In Supernatural Hancock draws a parallel between the folklore of fairy contact with humans, the shamanistic journey through the aether toward cosmic powers and contemporary alien abduction experiences. He fittingly finds the inspiration for the first known artists, the prehistoric cave painters, to come from the quest for knowledge in other dimensions, in much the same way that Fass presents the Romantic poets seeking inspiration in otherworldly muses.
But clearly, as both writers point out, there are problems in the alien sphere of Venusberg. Be they extraterrestrials or exiled gods, the denizens of this immaculate land of perfection, of pure sensation and no contradiction, where the laws of physics have no sway and time has been defeated, seem to need us. They want our stuff, the stuff that makes us human, our meat, our emotions, our sweat and jizz and even our very souls. As both Fass and Hancock note, the supernaturals seem to want us for amatory or breeding purposes, to combine with us in some sort of germinative effort. But somehow this effort cannot bear fruit in the other realm – for all its glories, it is sterile, incapable of generating, or perhaps sustaining, new life. So the fairies switch their babies with ours when the goblin spawn prove misshapen and moonstruck, and the aliens implant earth women when the fetuses in the incubators on the mother ship never turn out quite right.
(For me an analogy for this "other" realm, which may very well be one of the multiple dimensions that physicists now believe surround our own, would be the virtual world. Everything’s under control in video games, which seem "realer" every year, and within time and death exist in a radically different way, and it’s all about pleasure. The women are all beautiful and stacked, and you can be whatever you desire, a sports star, a knight, a super hero, and score, kill, consume and kiss indefinitely if you know the right moves. But you can never really grow, never create anything that isn’t in the game already, and in the end it’s a universe of no tangible consequence, one that an vanish instantly without a trace if, say, your son saves over your save file. There’s an essay in one of the Apocalypse Culture books that postulates that the traditional folkloric entities are trying to manifest themselves within video games and the internet, and I tell you, playing some of these games late at night and "inspired" I’ve felt that that might just be the case.)
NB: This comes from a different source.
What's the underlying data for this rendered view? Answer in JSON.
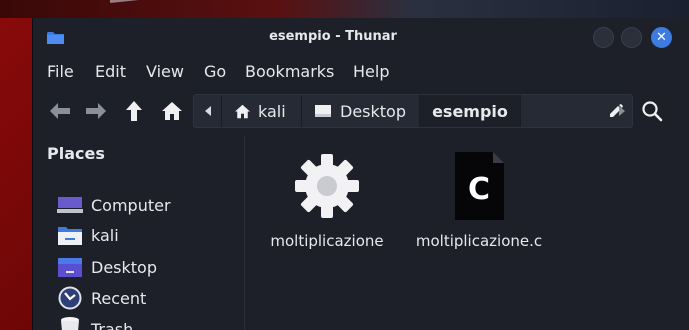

Similarly, the Romantic artists seeks to produce poetry by escaping nominal reality and rising above, like a shaman, to fuse with the eternal. But, as pleasant as the higher realms are, he must return to earth to set his vision down. I had a roommate in college who had a mental breakdown senior year. Naturally, he talked a lot of nonsense, but he did have one rap that’s always stayed with me. He desperately wanted to be a writer, but realized that his mental problems were preventing him despite the inspiration he felt. He explained his dilemma this way – the ink you need to create with is in the freezer and you have to go inside to get it, but within the freezer the ink is frozen and useless. It’s not until you’ve gotten yourself back out of the freezer and given the ink a chance to thaw that you can actually write with it. This guy could never quite get himself out of the freezer, and the poetry he wrote that seemed to him to be so profound was just gibberish to everybody else. (The Army, however, was later able to find a place for him pruning trees along the DMZ in Korea, the perfect job for a crazy man if there ever was one.) Fass cites Nerval in her book as the rare writer who was able to make the trip to the fairyland of madness and return to our world with something comprehensible, although the contradiction between the two worlds ultimately proved enough to kill him.
Similarly Yeat’s Tannhauser figure, Oisin, has his harp broken in fairyland and, as Fass says, "in fairyland, the warrior is inactive; and more important, the poet is silenced." The supernatural, then, lacks something, something that makes it reach out to the human world, and in fact, in honor of the season, can’t it be said that God needed Mary in order to produce Jesus as much as Mary needed him?